Na de lagere school kwam voor Luydjens ‘gelukkig niet de hbs’, maar de mulo: ‘Waarom gelukkig? wel, omdat ik later heb ontdekt dat wie de hbs doorlopen heeft, op het punt van de moderne talen een heel stuk beneden het peil bleef van wie op de mulo zijn tijd goed had besteed.’
Adriaan besteedde zijn mulo-tijd goed. Hij richtte een tijdschrift op: Eb en Vloed, samen met Frans Spittel (‘later een vooraanstaand journalist’) en met Simon Koster, de latere hoofdredacteur van het Haarlems Dagblad. Maar ook anderen deden er aan mee: ‘Ik noem slechts Johan Huits; de schrijver die we allen kennen onder het pseudoniem “Den Doolaard” en de anarchist Constandse.’ Ze organiseerden lezingen en nodigden natuurlijk ook Louis Couperus uit, hun grote held.
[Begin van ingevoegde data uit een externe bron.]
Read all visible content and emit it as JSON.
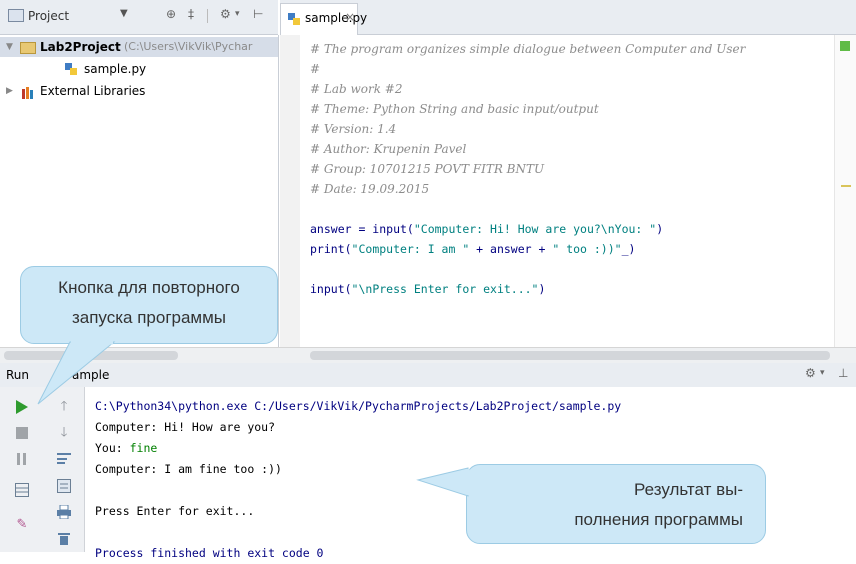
{
  "project_panel": {
    "title": "Project",
    "root_label": "Lab2Project",
    "root_path": "(C:\\Users\\VikVik\\Pychar",
    "file_label": "sample.py",
    "ext_libs_label": "External Libraries"
  },
  "editor": {
    "tab_label": "sample.py",
    "tab_close": "×",
    "lines": [
      {
        "type": "comment",
        "text": "# The program organizes simple dialogue between Computer and User"
      },
      {
        "type": "comment",
        "text": "#"
      },
      {
        "type": "comment",
        "text": "# Lab work #2"
      },
      {
        "type": "comment",
        "text": "# Theme: Python String and basic input/output"
      },
      {
        "type": "comment",
        "text": "# Version: 1.4"
      },
      {
        "type": "comment",
        "text": "# Author: Krupenin Pavel"
      },
      {
        "type": "comment",
        "text": "# Group: 10701215 POVT FITR BNTU"
      },
      {
        "type": "comment",
        "text": "# Date: 19.09.2015"
      },
      {
        "type": "blank",
        "text": ""
      },
      {
        "type": "code1",
        "a": "answer = input(",
        "s": "\"Computer: Hi! How are you?\\nYou: \"",
        "b": ")"
      },
      {
        "type": "code2",
        "a": "print(",
        "s1": "\"Computer: I am \"",
        "m": " + answer + ",
        "s2": "\" too :))\"",
        "b": "_)"
      },
      {
        "type": "blank",
        "text": ""
      },
      {
        "type": "code3",
        "a": "input(",
        "s": "\"\\nPress Enter for exit...\"",
        "b": ")"
      }
    ]
  },
  "run_panel": {
    "title_prefix": "Run",
    "title_suffix": "ample",
    "console_lines": [
      {
        "text": "C:\\Python34\\python.exe C:/Users/VikVik/PycharmProjects/Lab2Project/sample.py",
        "color": "#000080"
      },
      {
        "text": "Computer: Hi! How are you?",
        "color": "#000000"
      },
      {
        "prefix": "You: ",
        "input": "fine",
        "color": "#000000",
        "input_color": "#008000"
      },
      {
        "text": "Computer: I am fine too :))",
        "color": "#000000"
      },
      {
        "text": "",
        "color": "#000000"
      },
      {
        "text": "Press Enter for exit...",
        "color": "#000000"
      },
      {
        "text": "",
        "color": "#000000"
      },
      {
        "text": "Process finished with exit code 0",
        "color": "#000080"
      }
    ]
  },
  "callouts": {
    "rerun": {
      "line1": "Кнопка для повторного",
      "line2": "запуска программы"
    },
    "result": {
      "line1": "Результат вы-",
      "line2": "полнения программы"
    }
  },
  "colors": {
    "run_green": "#2e9b2e",
    "callout_bg": "#cde8f7",
    "comment": "#8c8c8c",
    "string": "#008080",
    "keyword_blue": "#000080"
  },
  "icons": [
    "project-icon",
    "folder-icon",
    "python-file-icon",
    "library-icon",
    "run-icon",
    "stop-icon",
    "pause-icon",
    "up-arrow-icon",
    "down-arrow-icon",
    "settings-icon",
    "pin-icon",
    "print-icon",
    "trash-icon"
  ]
}
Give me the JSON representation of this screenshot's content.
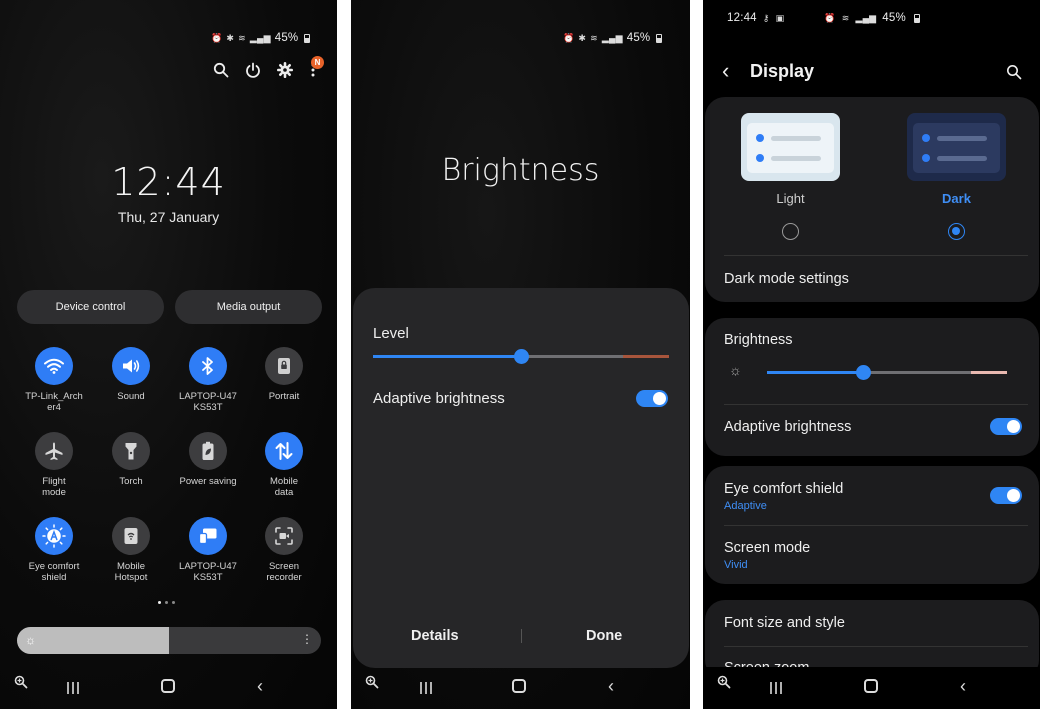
{
  "colors": {
    "accent": "#2f7df6",
    "panel": "#262628",
    "card": "#1c1c1e"
  },
  "status_bar": {
    "battery": "45%",
    "time": "12:44"
  },
  "lockscreen": {
    "clock": "12:44",
    "date": "Thu, 27 January",
    "notification_badge": "N",
    "buttons": {
      "device_control": "Device control",
      "media_output": "Media output"
    },
    "tiles": [
      {
        "label": "TP-Link_Arch\ner4",
        "icon": "wifi-icon",
        "on": true
      },
      {
        "label": "Sound",
        "icon": "speaker-icon",
        "on": true
      },
      {
        "label": "LAPTOP-U47\nKS53T",
        "icon": "bluetooth-icon",
        "on": true
      },
      {
        "label": "Portrait",
        "icon": "lock-rotation-icon",
        "on": false
      },
      {
        "label": "Flight\nmode",
        "icon": "airplane-icon",
        "on": false
      },
      {
        "label": "Torch",
        "icon": "torch-icon",
        "on": false
      },
      {
        "label": "Power saving",
        "icon": "battery-leaf-icon",
        "on": false
      },
      {
        "label": "Mobile\ndata",
        "icon": "data-arrows-icon",
        "on": true
      },
      {
        "label": "Eye comfort\nshield",
        "icon": "eye-comfort-icon",
        "on": true
      },
      {
        "label": "Mobile\nHotspot",
        "icon": "hotspot-icon",
        "on": false
      },
      {
        "label": "LAPTOP-U47\nKS53T",
        "icon": "smart-view-icon",
        "on": true
      },
      {
        "label": "Screen\nrecorder",
        "icon": "screen-recorder-icon",
        "on": false
      }
    ],
    "brightness_level": 0.5
  },
  "brightness_dialog": {
    "title": "Brightness",
    "level_label": "Level",
    "level": 0.5,
    "adaptive_label": "Adaptive brightness",
    "adaptive_on": true,
    "details_button": "Details",
    "done_button": "Done"
  },
  "display_settings": {
    "title": "Display",
    "light_label": "Light",
    "dark_label": "Dark",
    "selected_mode": "Dark",
    "dark_mode_settings": "Dark mode settings",
    "brightness_label": "Brightness",
    "brightness_level": 0.4,
    "adaptive_label": "Adaptive brightness",
    "adaptive_on": true,
    "eye_comfort_label": "Eye comfort shield",
    "eye_comfort_sub": "Adaptive",
    "eye_comfort_on": true,
    "screen_mode_label": "Screen mode",
    "screen_mode_sub": "Vivid",
    "font_size_label": "Font size and style",
    "screen_zoom_label": "Screen zoom"
  }
}
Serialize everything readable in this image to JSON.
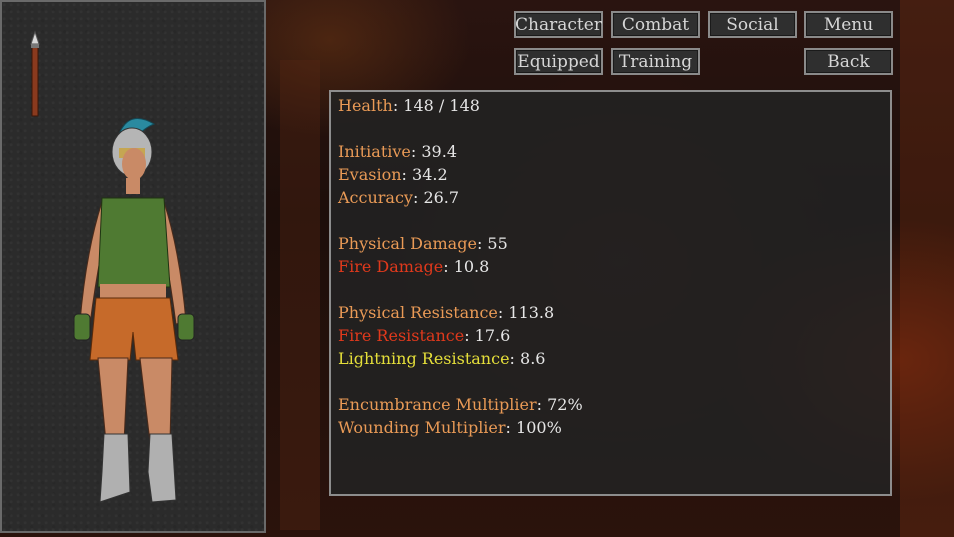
{
  "nav": {
    "character_label": "Character",
    "combat_label": "Combat",
    "social_label": "Social",
    "menu_label": "Menu",
    "equipped_label": "Equipped",
    "training_label": "Training",
    "back_label": "Back"
  },
  "stats": {
    "health_label": "Health",
    "health_value": ": 148 / 148",
    "initiative_label": "Initiative",
    "initiative_value": ": 39.4",
    "evasion_label": "Evasion",
    "evasion_value": ": 34.2",
    "accuracy_label": "Accuracy",
    "accuracy_value": ": 26.7",
    "physical_damage_label": "Physical Damage",
    "physical_damage_value": ": 55",
    "fire_damage_label": "Fire Damage",
    "fire_damage_value": ": 10.8",
    "physical_resistance_label": "Physical Resistance",
    "physical_resistance_value": ": 113.8",
    "fire_resistance_label": "Fire Resistance",
    "fire_resistance_value": ": 17.6",
    "lightning_resistance_label": "Lightning Resistance",
    "lightning_resistance_value": ": 8.6",
    "encumbrance_label": "Encumbrance Multiplier",
    "encumbrance_value": ": 72%",
    "wounding_label": "Wounding Multiplier",
    "wounding_value": ": 100%"
  },
  "colors": {
    "label_orange": "#e99a56",
    "fire_red": "#e0391c",
    "lightning_yellow": "#e5df3a",
    "value_white": "#e6e6e6"
  },
  "icons": {
    "equipped_weapon": "spear-icon"
  }
}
Bij een eerste bezoek laat de grote man het afweten: ‘Mijnheer weent vandaag,’ aldus de dienstbode aan de deur. Professor Bastet deelde me evenwel mee dat deze anekdote over Couperus even taai is als uit de lucht gegrepen: ‘Couperus laste geen “huildagen” in, hij was alleen soms moe en gedeprimeerd,’ aldus Bastet.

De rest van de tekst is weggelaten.